Oleh: Ano Parman
Warga Lembor Selatan-Manggarai Barat
Kampanye sangat penting bagi pemilih dan kandidat sekaligus. Melalui kampanye, pemilih bisa mencerna isi kepala kandidat. Sebaliknya, kandidat punya kesempatan meyakinkan pemilih dengan visi, misi dan program kerjanya. Karena itu, waktu kampaye mesti dipakai baik agar tujuan tersebut bisa dicapai.
Hal ini penting diingatkan jelang Pemilu 2024, sebab makin banyak orang politik salahgunakan kampanye untuk keperluan sesaat. Sebagian dari mereka itu pemulung politik yang mengais rejeki di politik.

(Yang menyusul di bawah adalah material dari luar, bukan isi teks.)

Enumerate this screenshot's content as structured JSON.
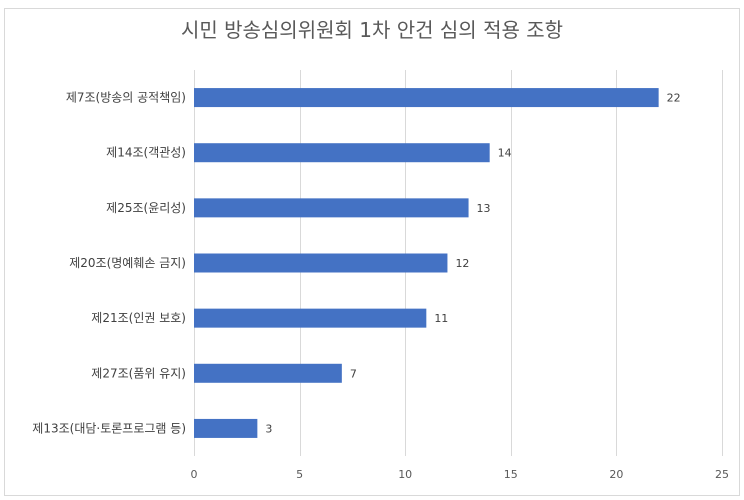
{
  "chart_data": {
    "type": "bar",
    "orientation": "horizontal",
    "title": "시민 방송심의위원회 1차 안건 심의 적용 조항",
    "xlabel": "",
    "ylabel": "",
    "categories": [
      "제7조(방송의 공적책임)",
      "제14조(객관성)",
      "제25조(윤리성)",
      "제20조(명예훼손 금지)",
      "제21조(인권 보호)",
      "제27조(품위 유지)",
      "제13조(대담·토론프로그램 등)"
    ],
    "values": [
      22,
      14,
      13,
      12,
      11,
      7,
      3
    ],
    "xlim": [
      0,
      25
    ],
    "xticks": [
      0,
      5,
      10,
      15,
      20,
      25
    ],
    "grid": "vertical",
    "legend": "none",
    "data_labels": true,
    "bar_color": "#4472c4",
    "grid_color": "#d9d9d9"
  }
}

Selama ini kampanye lebih banyak memfasilitasi pertarungan sumber daya logistik seperti pertandingan baliho, bansos dan bagi-bagi hadiah. Sedangkan, ide dan imajinasi besar tersingkir dari arena ini.

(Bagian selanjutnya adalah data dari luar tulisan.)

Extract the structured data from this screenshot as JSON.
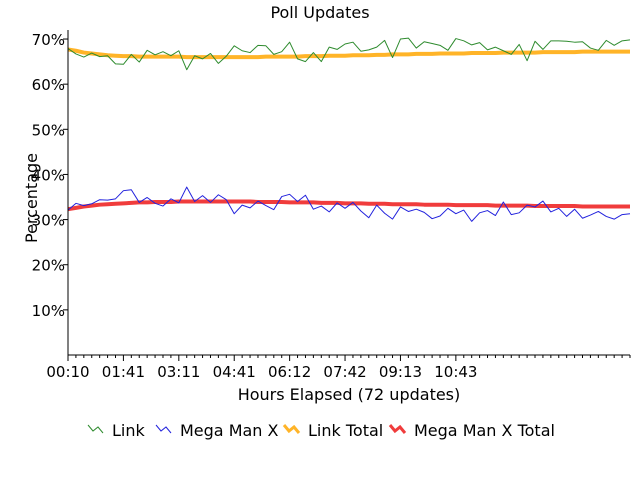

Hal itu lahir dari keinginan untuk menang instan lewat jalan pintas. Politik menjadi transaksi kasar dan tak ramah pada gagasan. Tak salah jika pemilih merasa hubungannya dengan kandidat dan partai politik hanya bersifat materialistik dan jangka pendek.
Memang harus diakui bahwa fenomena itu terjadi karena partai politik sebagai lembaga pendidikan kader mengalami krisis pikiran. Hal itu disebabkan tradisi berpikir di partai politik kita relatif hilang karena tersingkir oleh budaya feodalisme akut.
Akibatnya, partai politik sulit melahirkan intelektual yang pro terhadap gagasan besar dan komit menjaga demokrasi. Sebaliknya, partai lebih nampak sebagai organisasi kekuasaan ketimbang organisasi berpikir.
Padahal, sejarah membuktikan bahwa dulu partai politik itu didirikan oleh pemikir-pemikir raksasa seperti Soekarno dengan PNI-nya, Natsir dengan Masyumi-nya dan nama-nama besar lainnya. Di era mereka itulah, partai politik betul-betul tampil sebagai organisasi berpikir dan banyak melahirkan ide-ide besar yang terus bersinar sampai saat ini.
Kampanye sebagai satu tahapan pemilu dinisbatkan sebagai kegiatan intelektual. Di dalamnya harus ada dialog bermutu antara kandidat dan pemilih demi cita hidup bersama yang lebih baik. Untuk itu, kegiatan kampanye diarahkan untuk bicara program dan proposal kebijakan yang dirancang di atas ide-ide besar.
Jadi, dalam kegiatan itu yang bertengkar bukan baliho, iklan apalagi uang melainkan pikiran bernas dan solutif. Kampanye akan bermutu jika bernafaskan pikiran dan menjauhi hal-hal yang bersifat materialistik.
Hal semacam itu akan terlaksana jika orang politik komit terhadap ide dan imajinasi. Percaya bahwa politik gagasan yang mampu menguatkan demokrasi serta dapat membuat hidup rakyat makin baik.
Keyakinan seperti itu harus dipegang teguh dan diperjuangkan habis-habisan oleh segenap elemen politik meski mendapat tantangan yang luar biasa.
Tantangan biasanya datang dari kelompok politisi yang sudah nyaman dengan iklim politik yang ada dan telah mengambil keuntungan besar dari eksploitasi pragmatisme politik.
Kelompok ini tak mendewakan ide dalam berpolitik, bahkan alergi dengan gagasan. Mereka cenderung traksaksional, bahkan menjadikan uang sebagai satu-satunya alat tukar dalam berpolitik.
Di sisi lain, tantangan yang sama besar juga datang dari pemilih itu sendiri yang sudah lama berkubang dalam politik transaksional dan menganggap kampanye sebagai ajang terima hadiah dari orang politik.
Anggapan itu telah berakar dalam ingatan pemilih dan sulit dikikis oleh generasi politik pro perubahan. Hal itu terjadi karena sikap ini tidak diinterupsi oleh politik gagasan tapi terus dipupuk tiap hajatan elektoral berlangsung.
Namun, sebagai sebuah ihtiar memartabatkan politik, sikap percaya pada kekuatan politik gagasan perlu dikampanyekan secara luas agar menggema dalam peradaban politik kita.
Saatnya kita mulai karena tidak ada kata terlambat untuk berbuat baik apalagi merubah politik kotor yang sudah terbukti merusak demokrasi dan menghambat kemajuan.